Journalism

journalism

By Mark Guarino

“Like a beautiful woman, she definitely took her time,” said Perry Farrell the morning of Lollapalooza. The traveling alt-rock freak fest was resurrected as a tamer two-day blowout in late July in Chicago’s Grant Park. Over 50 bands played six stages with Weezer, the Pixies and Widespread Panic headlining.

But the real star was the heat. Temperatures crept past 100 degrees, resulting in melting fans and bleeding rock star mascara. “I wish it wasn’t so hot,” said Brandon Flowers of the Killers, crashed on a couch after checking out the Arcade Fire. “I like playing indoors personally.”

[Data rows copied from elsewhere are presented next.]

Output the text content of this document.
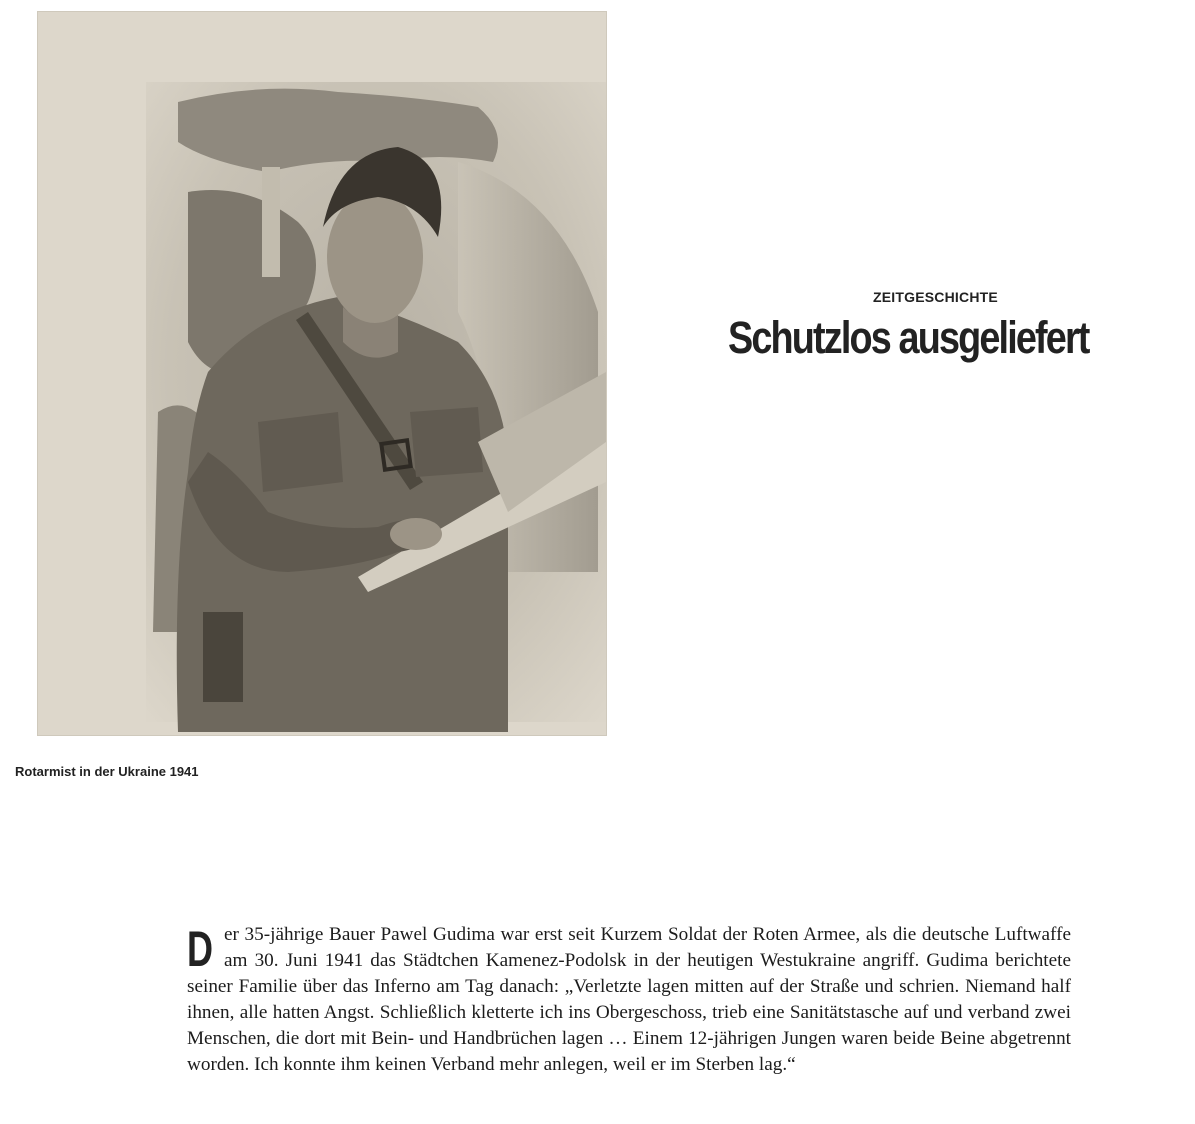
Rotarmist in der Ukraine 1941
ZEITGESCHICHTE
Schutzlos ausgeliefert

D er 35-jährige Bauer Pawel Gudima war erst seit Kurzem Soldat der Roten Armee, als die deutsche Luftwaffe am 30. Juni 1941 das Städtchen Kamenez-Podolsk in der heutigen Westukraine angriff. Gudima berichtete seiner Familie über das Inferno am Tag danach: „Verletzte lagen mitten auf der Straße und schrien. Niemand half ihnen, alle hatten Angst. Schließlich kletterte ich ins Obergeschoss, trieb eine Sanitätstasche auf und verband zwei Menschen, die dort mit Bein- und Handbrüchen lagen … Einem 12-jährigen Jungen waren beide Beine abgetrennt worden. Ich konnte ihm keinen Verband mehr anlegen, weil er im Sterben lag.“
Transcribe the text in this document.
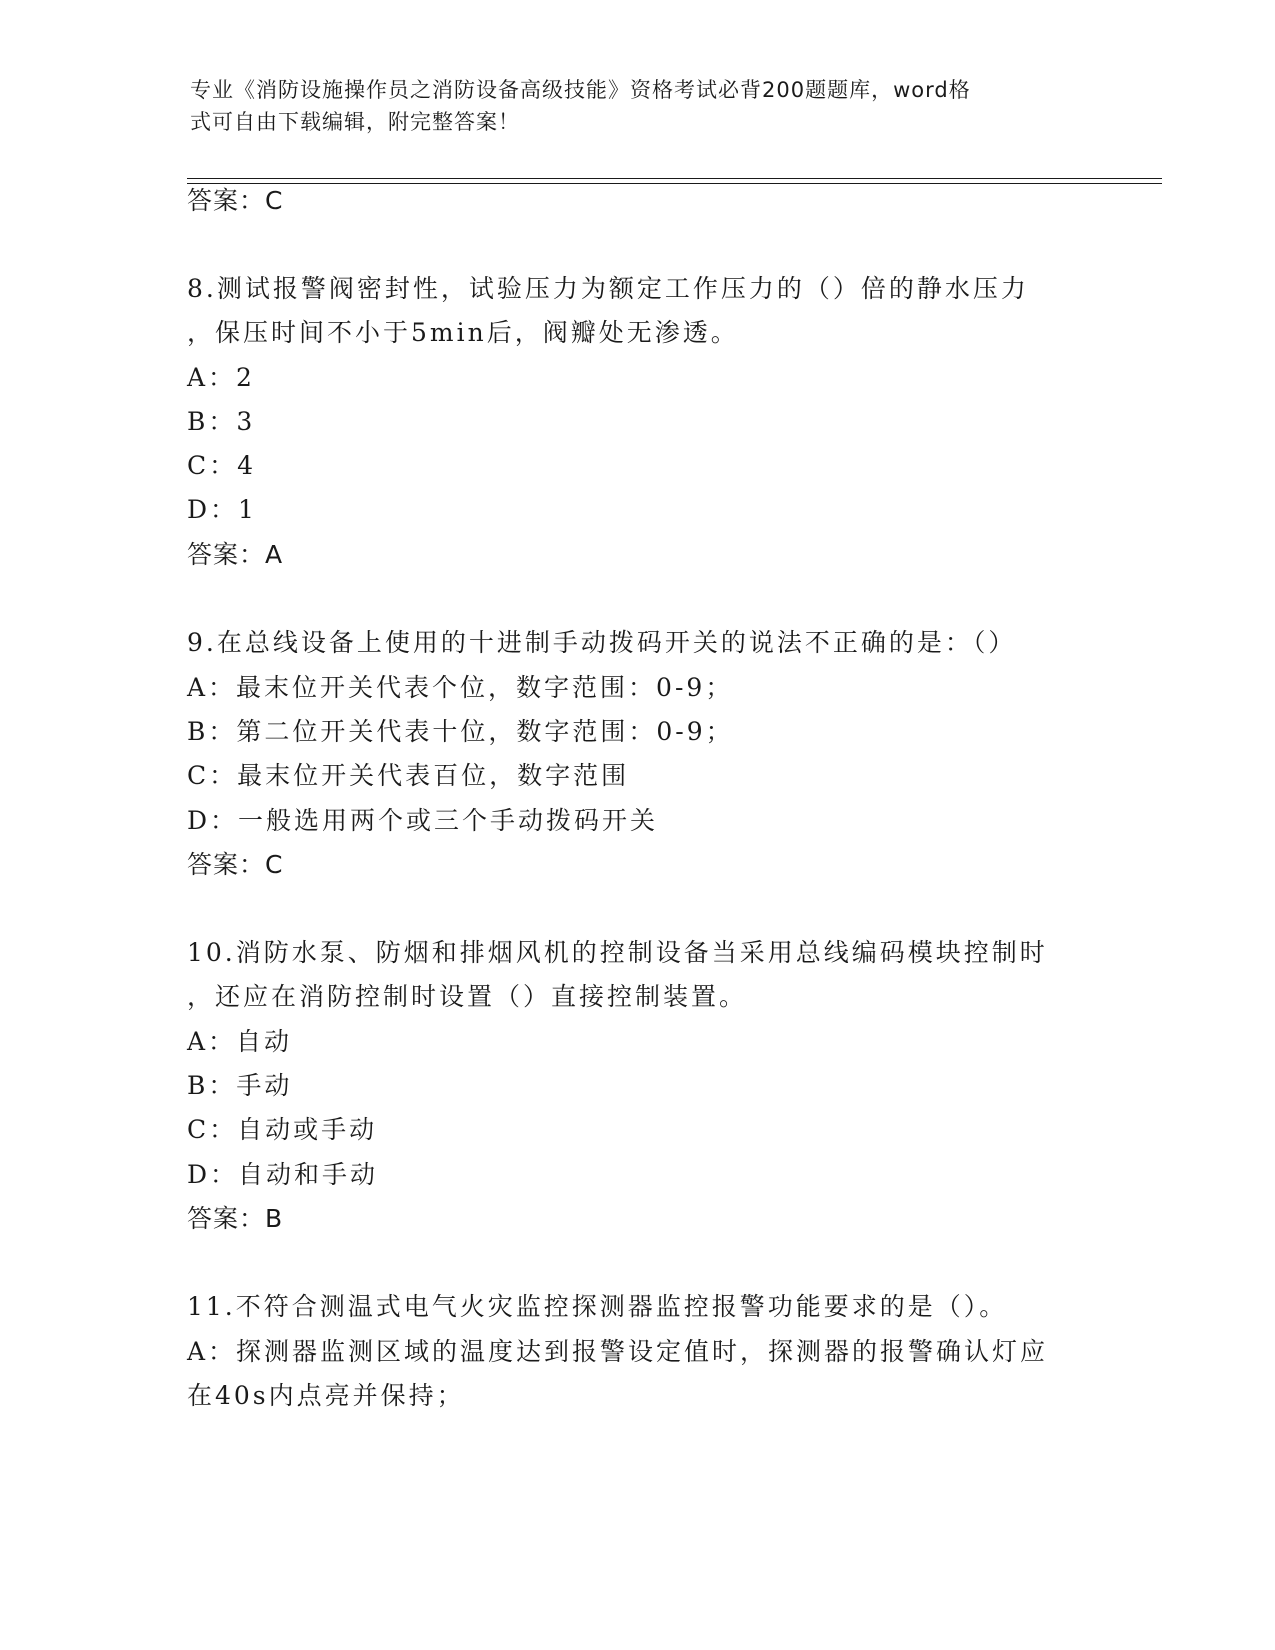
专业《消防设施操作员之消防设备高级技能》资格考试必背200题题库，word格
式可自由下载编辑，附完整答案！
答案：C
8.测试报警阀密封性，试验压力为额定工作压力的（）倍的静水压力
，保压时间不小于5min后，阀瓣处无渗透。
A：2
B：3
C：4
D：1
答案：A
9.在总线设备上使用的十进制手动拨码开关的说法不正确的是：（）
A：最末位开关代表个位，数字范围：0-9；
B：第二位开关代表十位，数字范围：0-9；
C：最末位开关代表百位，数字范围
D：一般选用两个或三个手动拨码开关
答案：C
10.消防水泵、防烟和排烟风机的控制设备当采用总线编码模块控制时
，还应在消防控制时设置（）直接控制装置。
A：自动
B：手动
C：自动或手动
D：自动和手动
答案：B
11.不符合测温式电气火灾监控探测器监控报警功能要求的是（）。
A：探测器监测区域的温度达到报警设定值时，探测器的报警确认灯应
在40s内点亮并保持；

Lollapalooza’s legacy left some artists in awe, others “sort of befuddled,” said Chris Carrabba who reported most of his fans were at the Warped Tour, in town the same day. “So for nobody else that’s a problem, but maybe for us, it’s like ‘hey man, where is everybody?’”

Ben Kweller went to Lollapalooza as a fan (“I took one of my first hits of acid”) and later rocked it with his high school band Radish. When Lollapalooza disappeared during his solo years, he was forced to play the circuit overseas including Japan’s Fuji Rock. “That whole country has organization down,” he said. “It’s nice to see American festivals are getting their act together.”

Dinosaur Jr. reunited for a set motivated by “greed,” said bassist Lou Barlow afterwards. Sipping beers backstage the trio waxed nostalgic for Lollapalooza’s former, more aggressive past. “For whatever reason (the organizers) are choosing to focus on the Death Cab for Cuties and the Killers of the world which is not where it’s happening with the real pulse of hatred and alienation of day’s youth and the youth of all time,” Barlow said.

Fans of the film “Dig!” expecting fisticuffs by rivals the Brian Jonestown Massacre and the Dandy Warhols were set up for a letdown when the Dandys welcomed Jonestown loose cannon Anton Newcombe onstage for some droning psychedelics. “It’s a made-up story,” said Dandy Peter Holmstrom. “There’s no ending.”

Manic moments were elsewhere. Excessive pogoing left Kaiser Chiefs lead singer Ricky Wilson hoarse and upchucking on the grass. Billy Idol flung Frisbees into the crowd while proving real boys of summer wear leather. Liz Phair debuted new songs while taking in the Chicago skyline. “I woke up this morning and looked out at that city I grew up in and it was like ‘good for you’,” she said earlier.

Party host Farrell was busy, first singing Porno For Pyros songs on the kids stage (yes, really), then checking out the Brian Jonestown Massacre backstage and later unveiling his dance strutting new band Satellite Party. “We fell on our ass,” he said looking back at Lollapalooza’s latter days. “So we went back to the original concept. And man, look at the difference.”